Go-ahead for 600 West Sussex homes and IKEA store, despite visual impact concern

Plans have been approved for 600 homes and an IKEA store in Lancing, West Sussex, despite a recognition from planners that the scheme would have negative visual impacts and the proposed level of commercial development is 'significantly above' that envisaged by the council's local plan.

A visualisation of the finished New Monks Farm development in Lancing
A visualisation of the finished New Monks Farm development in Lancing

In July last year, Brighton & Hove Albion Football Club and its partner, CALA Homes (South Home Counties), submitted a hybrid planning application for the homes, the store and a school at New Monks Farm, to the north of the club's training ground at Lancing, which is on the coast.

The site, which is owned by the football club, is allocated in Adur District Council’s emerging Adur Local Plan, which was adopted in December last year.

The application sought full planning permission for 249 homes, while an outline element sought consent for a further 351 homes, the IKEA store, a community hub, primary school, and landscaping.

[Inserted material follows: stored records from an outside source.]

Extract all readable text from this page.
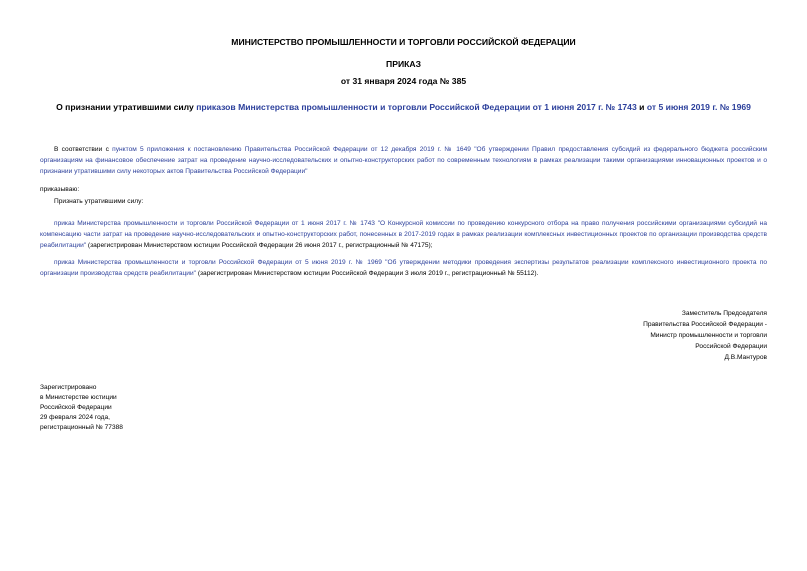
МИНИСТЕРСТВО ПРОМЫШЛЕННОСТИ И ТОРГОВЛИ РОССИЙСКОЙ ФЕДЕРАЦИИ
ПРИКАЗ
от 31 января 2024 года № 385
О признании утратившими силу приказов Министерства промышленности и торговли Российской Федерации от 1 июня 2017 г. № 1743 и от 5 июня 2019 г. № 1969

В соответствии с пунктом 5 приложения к постановлению Правительства Российской Федерации от 12 декабря 2019 г. № 1649 "Об утверждении Правил предоставления субсидий из федерального бюджета российским организациям на финансовое обеспечение затрат на проведение научно-исследовательских и опытно-конструкторских работ по современным технологиям в рамках реализации такими организациями инновационных проектов и о признании утратившими силу некоторых актов Правительства Российской Федерации"

приказываю:

Признать утратившими силу:

приказ Министерства промышленности и торговли Российской Федерации от 1 июня 2017 г. № 1743 "О Конкурсной комиссии по проведению конкурсного отбора на право получения российскими организациями субсидий на компенсацию части затрат на проведение научно-исследовательских и опытно-конструкторских работ, понесенных в 2017-2019 годах в рамках реализации комплексных инвестиционных проектов по организации производства средств реабилитации" (зарегистрирован Министерством юстиции Российской Федерации 26 июня 2017 г., регистрационный № 47175);

приказ Министерства промышленности и торговли Российской Федерации от 5 июня 2019 г. № 1969 "Об утверждении методики проведения экспертизы результатов реализации комплексного инвестиционного проекта по организации производства средств реабилитации" (зарегистрирован Министерством юстиции Российской Федерации 3 июля 2019 г., регистрационный № 55112).

Заместитель Председателя
Правительства Российской Федерации -
Министр промышленности и торговли
Российской Федерации
Д.В.Мантуров
Зарегистрировано
в Министерстве юстиции
Российской Федерации
29 февраля 2024 года,
регистрационный № 77388
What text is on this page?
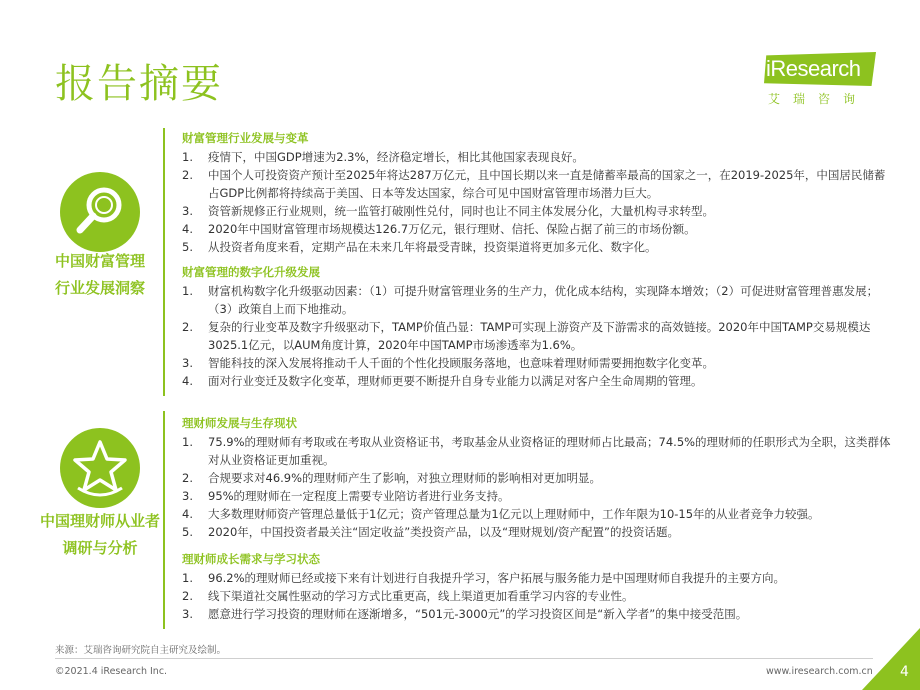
报告摘要	iResearch
艾瑞咨询
中国财富管理
行业发展洞察
中国理财师从业者
调研与分析
财富管理行业发展与变革
1. 疫情下，中国GDP增速为2.3%，经济稳定增长，相比其他国家表现良好。
2. 中国个人可投资资产预计至2025年将达287万亿元，且中国长期以来一直是储蓄率最高的国家之一，在2019-2025年，中国居民储蓄占GDP比例都将持续高于美国、日本等发达国家，综合可见中国财富管理市场潜力巨大。
3. 资管新规修正行业规则，统一监管打破刚性兑付，同时也让不同主体发展分化，大量机构寻求转型。
4. 2020年中国财富管理市场规模达126.7万亿元，银行理财、信托、保险占据了前三的市场份额。
5. 从投资者角度来看，定期产品在未来几年将最受青睐，投资渠道将更加多元化、数字化。
财富管理的数字化升级发展
1. 财富机构数字化升级驱动因素：（1）可提升财富管理业务的生产力，优化成本结构，实现降本增效；（2）可促进财富管理普惠发展；（3）政策自上而下地推动。
2. 复杂的行业变革及数字升级驱动下，TAMP价值凸显：TAMP可实现上游资产及下游需求的高效链接。2020年中国TAMP交易规模达3025.1亿元，以AUM角度计算，2020年中国TAMP市场渗透率为1.6%。
3. 智能科技的深入发展将推动千人千面的个性化投顾服务落地，也意味着理财师需要拥抱数字化变革。
4. 面对行业变迁及数字化变革，理财师更要不断提升自身专业能力以满足对客户全生命周期的管理。
理财师发展与生存现状
1. 75.9%的理财师有考取或在考取从业资格证书，考取基金从业资格证的理财师占比最高；74.5%的理财师的任职形式为全职，这类群体对从业资格证更加重视。
2. 合规要求对46.9%的理财师产生了影响，对独立理财师的影响相对更加明显。
3. 95%的理财师在一定程度上需要专业陪访者进行业务支持。
4. 大多数理财师资产管理总量低于1亿元；资产管理总量为1亿元以上理财师中，工作年限为10-15年的从业者竞争力较强。
5. 2020年，中国投资者最关注“固定收益”类投资产品，以及“理财规划/资产配置”的投资话题。
理财师成长需求与学习状态
1. 96.2%的理财师已经或接下来有计划进行自我提升学习，客户拓展与服务能力是中国理财师自我提升的主要方向。
2. 线下渠道社交属性驱动的学习方式比重更高，线上渠道更加看重学习内容的专业性。
3. 愿意进行学习投资的理财师在逐渐增多，“501元-3000元”的学习投资区间是“新入学者”的集中接受范围。
来源：艾瑞咨询研究院自主研究及绘制。
©2021.4 iResearch Inc.	www.iresearch.com.cn 4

Alongside this application, Adur Council’s planning committee also last week considered and approved a second application that sought to provide an additional 25,000 square metres of commercial space at neighbouring Shoreham Airport.

A planning report into the New Monks Farm application said that there had been "considerable discussion" with the applicants in connection with "necessary mitigation measures to reduce the visual impact of the large Ikea store" on "views from the [South Downs] National Park and across the local green gap from the River Adur".

It advised that members needed to "have regard" to the "difficult balancing act in this case judging whether the public benefits of the development outweigh the harm identified to the setting of the [national park and green gap], notwithstanding the mitigation measures negotiated after several months".

Planners also noted that the "level of commercial development is significantly above what was envisaged by the adopted local plan".

However, planners considered that there were material planning considerations "which could justify a departure to the adopted plan".

The report said that a viability assessment had "demonstrated that the proposed IKEA store is necessary to unlock both the housing land and [the development] at the airport in view of the significant infrastructure costs involved with a comprehensive drainage and transport strategy".

On balance, planners said, "it is considered the public benefits of the scheme would outweigh the harm caused, notably delivering a key strategic housing site (including 180 affordable dwellings), unlocking significant employment land at the airport and providing up to 430 jobs".

The application will be referred to the secretary of state.